Dans ces situations, passez par l’urgence dentaire.
Sinon, vous pouvez prendre rendez-vous en ligne pour un bilan.
FAQ – Traitement de la péri-implantite
Peut-on guérir complètement une péri-implantite ?
On parle plutôt de stabilisation : l’objectif est d’arrêter l’inflammation et de limiter la progression de la perte osseuse, avec un suivi régulier.
Est-ce que le traitement non chirurgical suffit ?
Il est souvent proposé en première intention, mais son efficacité est décrite comme limitée dans les péri-implantites établies ; la chirurgie est discutée si la réponse est insuffisante.
Quel type de chirurgie est le meilleur ?
Il n’y a pas “une” meilleure chirurgie : la décision dépend surtout de la forme du défaut osseux et de l’accès au nettoyage. Les recommandations récentes décrivent des approches résectrices ou régénératrices selon les cas.
Après traitement, à quelle fréquence faut-il un suivi ?

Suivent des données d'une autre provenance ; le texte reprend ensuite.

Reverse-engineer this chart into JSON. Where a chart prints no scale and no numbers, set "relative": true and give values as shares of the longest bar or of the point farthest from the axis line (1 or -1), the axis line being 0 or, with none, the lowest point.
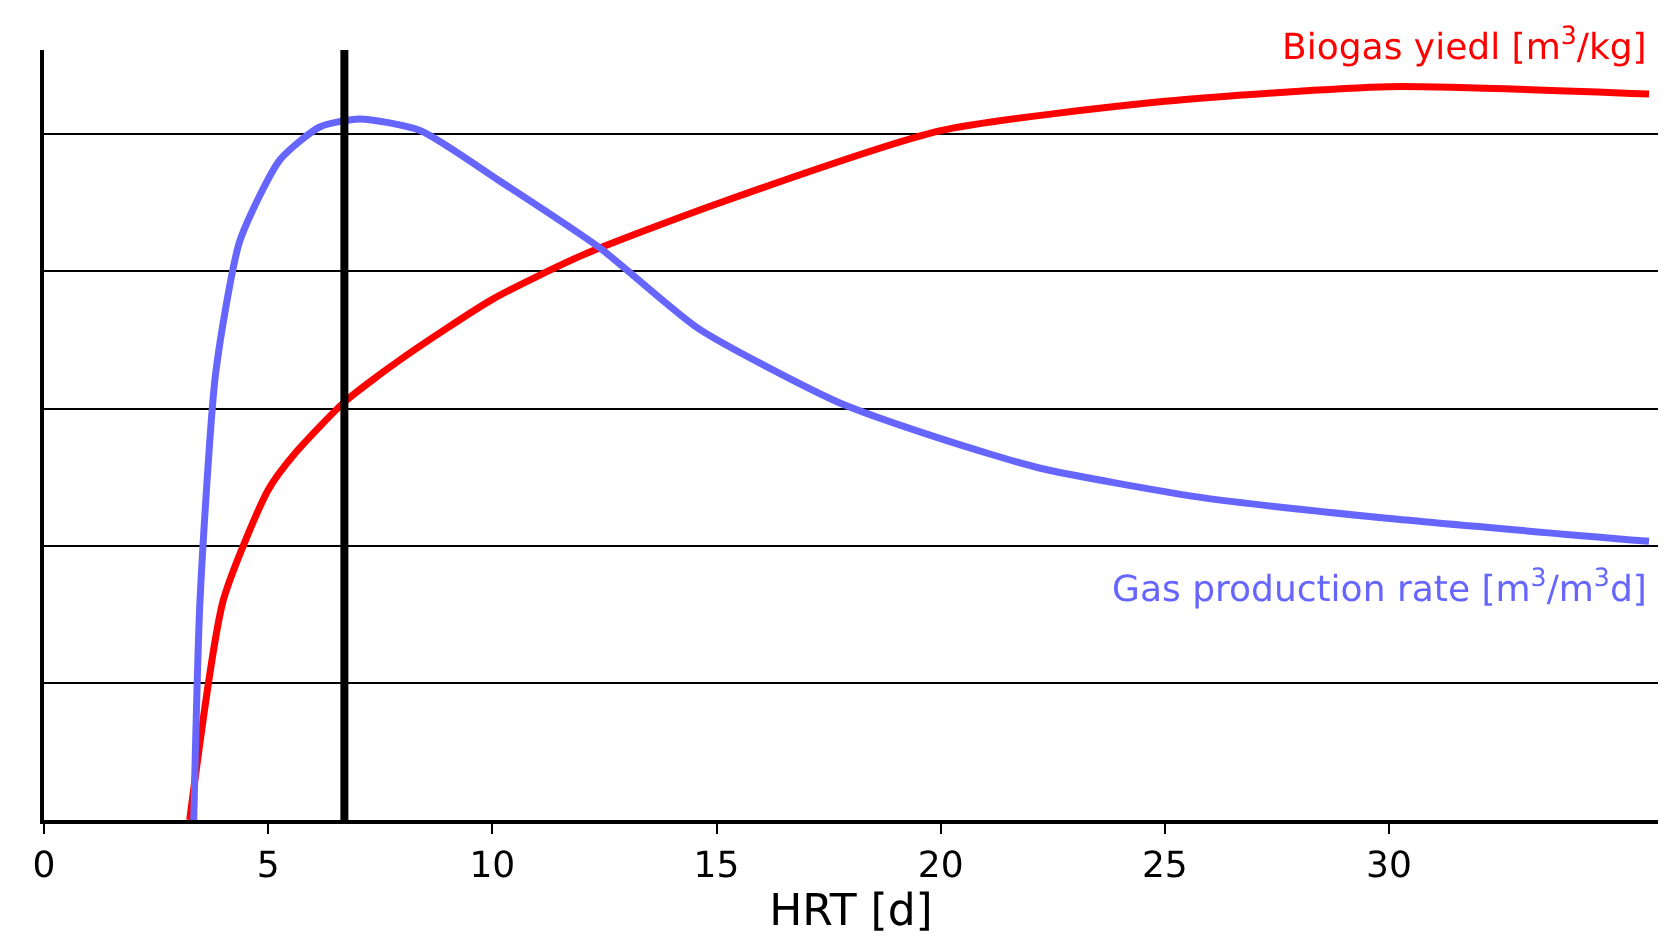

Les guides cliniques insistent sur la nécessité d’une maintenance structurée et régulière après traitement pour réduire les récidives.
À retenir
Le traitement de la péri-implantite combine presque toujours : contrôle de plaque + débridement, décontamination de surface, parfois chirurgie (résectrice ou régénératrice), puis maintenance régulière. C’est la maintenance qui protège votre résultat sur le long terme.